Casio continues to innovate (this was, after all, a company that once made a fortune selling a finger ring that allowed smokers to smoke a cigarette down to its nub hands-free). Its keyboards are moving with the times: models released last year also act as Bluetooth speakers, allowing people to play along to songs on the device. It has also long ditched the amateur tag. The company’s more recent Grand Hybrid piano was launched in collaboration with German piano manufacturer C Bechstein and, although digital, it features a wooden key and moving hammer mechanism. Prices start at £2,735.
But it’s the slightly shonky handheld models of the 1980s that are likely to remain best-loved. They retain their kitsch value. A Casio PT-7 from 1984 that doesn’t even work is currently on eBay for £200. Meanwhile a German man called Eric runs a website called Mini Organ that displays the 180 small synths he owns, including many Casios. In 2011 a Swedish company called Teenage Engineering released an award-winning keyboard called the OP-1 which was influenced by Casio’s VL-1. Company founder Jesper Kouthoofd has said that the keyboard’s limitations are its biggest feature, just as with those early Casios.

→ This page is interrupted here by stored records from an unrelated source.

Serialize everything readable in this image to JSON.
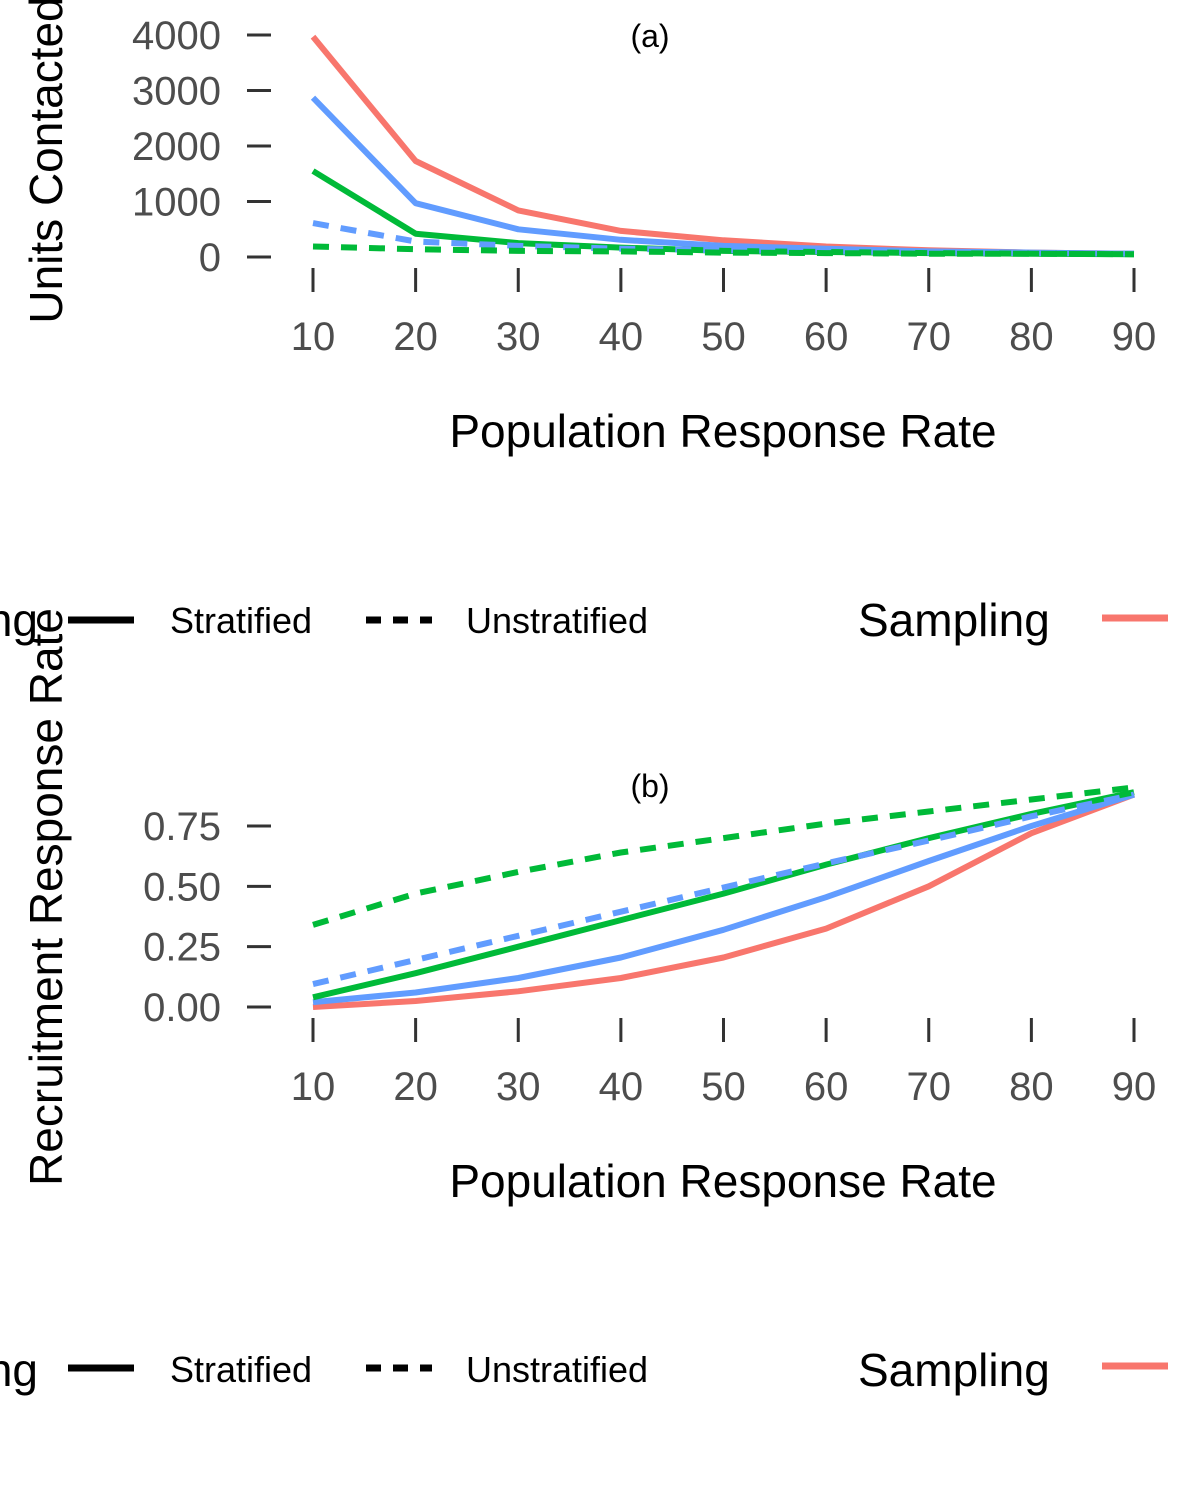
{
  "chart_data": [
    {
      "type": "line",
      "panel_label": "(a)",
      "xlabel": "Population Response Rate",
      "ylabel": "Units Contacted",
      "x": [
        10,
        20,
        30,
        40,
        50,
        60,
        70,
        80,
        90
      ],
      "x_ticks": [
        "10",
        "20",
        "30",
        "40",
        "50",
        "60",
        "70",
        "80",
        "90"
      ],
      "ylim": [
        0,
        4000
      ],
      "y_ticks": [
        "0",
        "1000",
        "2000",
        "3000",
        "4000"
      ],
      "grid": false,
      "series": [
        {
          "color": "#F8766D",
          "linetype": "solid",
          "values": [
            3970,
            1730,
            840,
            470,
            300,
            190,
            120,
            80,
            60
          ]
        },
        {
          "color": "#619CFF",
          "linetype": "solid",
          "values": [
            2870,
            970,
            500,
            310,
            200,
            150,
            100,
            80,
            60
          ]
        },
        {
          "color": "#00BA38",
          "linetype": "solid",
          "values": [
            1550,
            420,
            250,
            170,
            110,
            90,
            70,
            60,
            50
          ]
        },
        {
          "color": "#619CFF",
          "linetype": "dashed",
          "values": [
            610,
            280,
            200,
            150,
            120,
            100,
            80,
            70,
            60
          ]
        },
        {
          "color": "#00BA38",
          "linetype": "dashed",
          "values": [
            190,
            140,
            110,
            100,
            80,
            70,
            60,
            60,
            50
          ]
        }
      ],
      "legend": {
        "linetype_title": "Sampling",
        "linetype_entries": [
          "Stratified",
          "Unstratified"
        ],
        "color_title": "Sampling",
        "placement": "bottom"
      }
    },
    {
      "type": "line",
      "panel_label": "(b)",
      "xlabel": "Population Response Rate",
      "ylabel": "Recruitment Response Rate",
      "x": [
        10,
        20,
        30,
        40,
        50,
        60,
        70,
        80,
        90
      ],
      "x_ticks": [
        "10",
        "20",
        "30",
        "40",
        "50",
        "60",
        "70",
        "80",
        "90"
      ],
      "ylim": [
        0,
        0.75
      ],
      "y_ticks": [
        "0.00",
        "0.25",
        "0.50",
        "0.75"
      ],
      "grid": false,
      "series": [
        {
          "color": "#F8766D",
          "linetype": "solid",
          "values": [
            0.0,
            0.025,
            0.065,
            0.12,
            0.205,
            0.325,
            0.5,
            0.72,
            0.88
          ]
        },
        {
          "color": "#619CFF",
          "linetype": "solid",
          "values": [
            0.02,
            0.06,
            0.12,
            0.205,
            0.32,
            0.455,
            0.605,
            0.75,
            0.88
          ]
        },
        {
          "color": "#00BA38",
          "linetype": "solid",
          "values": [
            0.04,
            0.14,
            0.25,
            0.36,
            0.47,
            0.59,
            0.7,
            0.8,
            0.89
          ]
        },
        {
          "color": "#619CFF",
          "linetype": "dashed",
          "values": [
            0.095,
            0.195,
            0.295,
            0.395,
            0.495,
            0.595,
            0.69,
            0.79,
            0.88
          ]
        },
        {
          "color": "#00BA38",
          "linetype": "dashed",
          "values": [
            0.34,
            0.47,
            0.56,
            0.64,
            0.7,
            0.76,
            0.81,
            0.86,
            0.91
          ]
        }
      ],
      "legend": {
        "linetype_title": "Sampling",
        "linetype_entries": [
          "Stratified",
          "Unstratified"
        ],
        "color_title": "Sampling",
        "placement": "bottom"
      }
    }
  ]
}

And yet these synths have birthed countless classic pop songs too, songs that will have weight and meaning for music fans around the world for decades to come. From the dancehalls of Jamaica to the sculpture studios of “Saint Martins college”, Casio’s 1980s keyboards have left a meaningful musical legacy. Though perhaps don’t mention those cafés on Wall Street. Every instrument produces the odd dud, after all.